Last Sunday I took part in the nude “Celebrating Women, Celebrating Bodies” photo shoot sponsored by the Women’s Resource Center. I showed up with nine of my friends. The building is tiny and we were packed in with members of the women’s lacrosse team, who were posing with their sticks and toting them around on their shoulders. I had to duck a few times. We were asked to fill out a survey: what were our initial thoughts and feeling? My thoughts and feelings… I was thinking about the macaroni & cheese I just ate in Moulton Dining Hall. I was thinking about the chaos and the people running around. I wondered if I remembered to shave my armpits and then wondered if in this space having unshaved armpits would actually be the more popular choice.

The ten of us went into a side room, stripped down to our underwear, stood side-by-side, laughed nervously, sweated under the bright lights, and click click click. We put our bras back on and then the rest of our clothes. 

I grabbed a Dove chocolate on the way out. It advised me to “Do what feels right.” 

The feminist conversation at Bowdoin is hyper-focused on body image and emotional and sexual empowerment. We’re told by the Women’s Resource Center to “explore how we experience being women,” and I don’t mean to trivialize these issues. Many of them are vitally important, especially activism to end sexual violence and the discussion around the intersection of body image, food, and eating disorders. But they are not the sole issues of feminism (and, as Jesse Ortiz ’16 pointed out in his recent column, are not even exclusive to women). 

We seem to believe that the only feminist issues that concern us are the ones that apply to us (well-educated, privileged women) right now (age 18-22, single, unemployed, and not parents). This navel-gazing, repetitive rhetoric (Don’t use “fat” language! We don’t have an obligation to men to shave our legs, armpits or pubic hair!) absorbs so much of our attention and energy that it distracts from broader socio-political problems that we should care about regardless of whether we will ever individually face them.
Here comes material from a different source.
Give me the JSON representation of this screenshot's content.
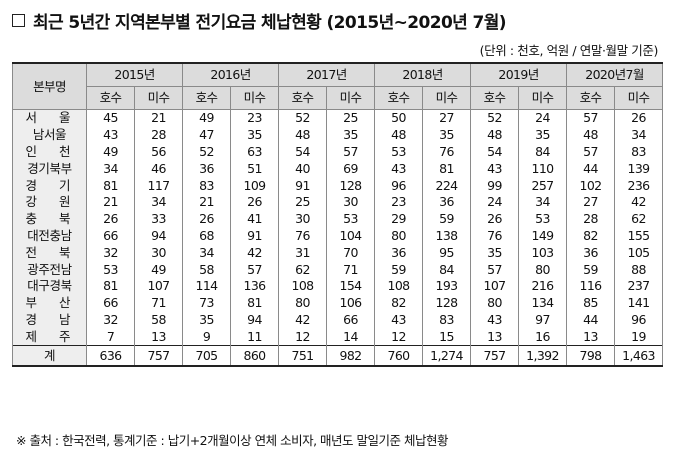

The so-called solutions of “self-improvement” and “empowerment” are, in fact, disempowering. It is a goal without a concrete end. When do you say, “OK, now I’m empowered, let’s get to some other stuff”? You can spin your wheels forever in search of empowerment. 

American parental leave policy is a national embarrassment: 12 unpaid work weeks is all that is legally required of employers to give expecting mothers. There is virtually no systemic support for single mothers. The U.S. provides the least government aid to single parents of any economically comparable nation, according to a recent study conducted by the women’s rights group, Legal Momentum. Child care is expensive and often inconvenient, and school schedules are often incompatible with work schedules. Many professional career trajectories are totally at odds with female fertility. And let’s remember: women are still not constitutionally equal to men, because the Equal Rights Amendment did not pass. Anne-Marie Slaughter does an elegant and compelling job of identifying these systemic problems and suggesting how they could change in her Atlantic magazine article, “Why Women Still Can’t Have it All.”

None of these things will be fixed if we only look within. We have to engage with our government and take action in the public sphere, and not just as individuals, but collectively.
Do we think that we will escape this tension? That the system will change before we get there? We’re only five or ten years away. 

Do we think we don’t have any power? We are adults, registered voters, and somebody’s constituents. Additionally, our status as single, unemployed, non-providers gives us tremendous power as advocates. We don’t need to worry about losing our jobs. We have free time during the work day. If we, with all our privileges, resources and time for leisure, can’t take action, then who can?

Visiting Professor Susan Faludi made the point at her recent talk about the contemporary American women’s movement that it is publicized as a movement that is all about what rich women can do for themselves. The CEO has no empathy for the Wal-Mart cashier. But we’re even narrower. We don’t even have empathy for our future selves. We’re stuck looking in the mirror.

Julia Mead is a member of the class of 2016.